Em uma cabana de palha, quase cego e tomado pela febre, São Francisco de Assis presenteou a humanidade com uma das mais belas orações já compostas: o Cântico das Criaturas. O que será que ele gostaria que o mundo entendesse com essa mensagem cheia de significados?
Vale lembrar que não foi na juventude nem em tempos de bonança que São Francisco escreveu seu mais famoso poema. Foi no outono de 1225, entre dores, doenças, estigmas e perseguições, isolado em São Damião, enfrentando a escuridão da quase cegueira e o incômodo dos ratos que invadiam o local. Onde muitos veriam apenas abandono, Francisco viu beleza. O sofrimento que poderia calar a fé ele a transformou em louvor.
Também conhecido como Cântico do Irmão Sol, é uma proclamação radical de irmandade universal com tudo o que existe. Francisco convida a olhar a criação com os olhos do encantamento, da reverência e da fraternidade.
O Cântico gira em torno de um único amor: o “mi Signore”, o “meu Senhor”. Esse pronome possessivo, repetido nove vezes no texto, mostra o laço íntimo e pessoal com Deus. Francisco não fala de um Senhor distante e abstrato: canta para um Pai próximo, fonte de toda vida, que se manifesta em cada raio de sol, cada gota d’água, cada sopro do vento.

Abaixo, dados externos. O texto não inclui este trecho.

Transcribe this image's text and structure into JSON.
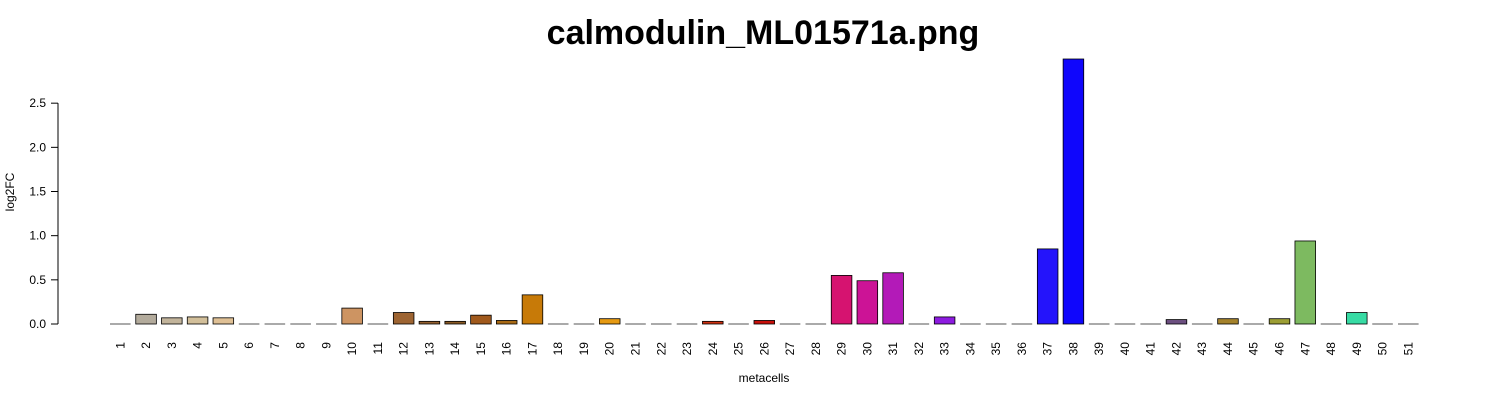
{
  "chart_data": {
    "type": "bar",
    "title": "calmodulin_ML01571a.png",
    "xlabel": "metacells",
    "ylabel": "log2FC",
    "ylim": [
      0,
      3.0
    ],
    "yticks": [
      0.0,
      0.5,
      1.0,
      1.5,
      2.0,
      2.5
    ],
    "ytick_labels": [
      "0.0",
      "0.5",
      "1.0",
      "1.5",
      "2.0",
      "2.5"
    ],
    "grid": false,
    "legend": "none",
    "categories": [
      "1",
      "2",
      "3",
      "4",
      "5",
      "6",
      "7",
      "8",
      "9",
      "10",
      "11",
      "12",
      "13",
      "14",
      "15",
      "16",
      "17",
      "18",
      "19",
      "20",
      "21",
      "22",
      "23",
      "24",
      "25",
      "26",
      "27",
      "28",
      "29",
      "30",
      "31",
      "32",
      "33",
      "34",
      "35",
      "36",
      "37",
      "38",
      "39",
      "40",
      "41",
      "42",
      "43",
      "44",
      "45",
      "46",
      "47",
      "48",
      "49",
      "50",
      "51"
    ],
    "values": [
      0,
      0.11,
      0.07,
      0.08,
      0.07,
      0,
      0,
      0,
      0,
      0.18,
      0,
      0.13,
      0.03,
      0.03,
      0.1,
      0.04,
      0.33,
      0,
      0,
      0.06,
      0,
      0,
      0,
      0.03,
      0,
      0.04,
      0,
      0,
      0.55,
      0.49,
      0.58,
      0,
      0.08,
      0,
      0,
      0,
      0.85,
      3.0,
      0,
      0,
      0,
      0.05,
      0,
      0.06,
      0,
      0.06,
      0.94,
      0,
      0.13,
      0,
      0
    ],
    "colors": [
      "#c8c8c8",
      "#b3ab9c",
      "#c2b49b",
      "#d2bf9a",
      "#dfc095",
      "#cfa678",
      "#c89b6e",
      "#c79866",
      "#c89662",
      "#cd9462",
      "#b07f50",
      "#9d6432",
      "#946030",
      "#8a5a25",
      "#a0591c",
      "#a96a15",
      "#c77a08",
      "#ce8510",
      "#d88f14",
      "#e69a12",
      "#e0621e",
      "#db4a1b",
      "#d43a17",
      "#cf3212",
      "#cc1c0c",
      "#c8100a",
      "#c40a30",
      "#d0103f",
      "#d61370",
      "#cc1396",
      "#b31ab8",
      "#9915c8",
      "#8d1be0",
      "#7a1ef0",
      "#5c1cf7",
      "#4418fb",
      "#2414fb",
      "#0f06fc",
      "#2f25d9",
      "#4a3fb8",
      "#5f4ea0",
      "#6c4f80",
      "#8a6b4a",
      "#a4822b",
      "#a8942e",
      "#9c9e34",
      "#7dba60",
      "#56c98a",
      "#37dba4",
      "#2ad6b4",
      "#a4a4a4"
    ]
  }
}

Ao chamar o sol de “irmão”, a lua de “irmã”, a terra de “mãe” e até a morte de “irmã Morte” rompe paradigmas e faz repensar a posição de cada um no mundo: “não estamos acima das criaturas – estamos com elas”. E mais: devemos aprender com elas. O fogo, com seu vigor, ilumina. A água sacia e purifica. A terra, silenciosa, sustenta tudo.
Como disse Frei Marx Rodrigues dos Reis: “Esse Cântico vai além de uma irmandade entre humanos. Ele une a humanidade a tudo que existe e proclama a grandeza das criaturas no que elas são, não no interesse humano ou mercadológico. A poesia diz que a água, as estrelas, as ervas são, na sua essência, um louvor ao Criador”. (Revista Casa Comum, nº 10, 2024)
Pouco antes de sua morte, em 1226, Francisco adicionou duas estrofes ao Cântico. A penúltima – exaltando o perdão e a paz – foi composta para reconciliar o Bispo e o prefeito de Assis e evitar uma guerra civil. A última – acolhendo a morte – foi sua despedida serena do mundo.
É como um testamento espiritual, um novo “sermão” que Francisco queria que seus irmãos levassem ao mundo inteiro, “para conquistá-lo para o amor de Deus”.
Na visão franciscana, o mundo não é um recurso, mas um dom. São Francisco via as criaturas como portadoras de sentido e presença divina. Até as ervas daninhas tinham seu lugar. Esse olhar contemplativo e terno é um convite para um novo estilo de vida, como resume a espiritualidade franciscana contemporânea:
A Encíclica Laudato Si’, do Papa Francisco, lançada em 2015, bebe da mesma fonte. Ao completar 10 anos em 2025, ecoa o mesmo apelo: “Cuidar da Casa Comum”. O Cântico das Criaturas foi sua inspiração direta.
Em 2025, celebramos os 800 anos do Cântico das Criaturas. Mais do que uma peça literária, o Cântico é uma convocação à reconciliação com a criação, com os irmãos e com Deus. Como viver com reverência, gratidão e ternura diante da vida? Como louvar com tudo o que somos, como fez São Francisco?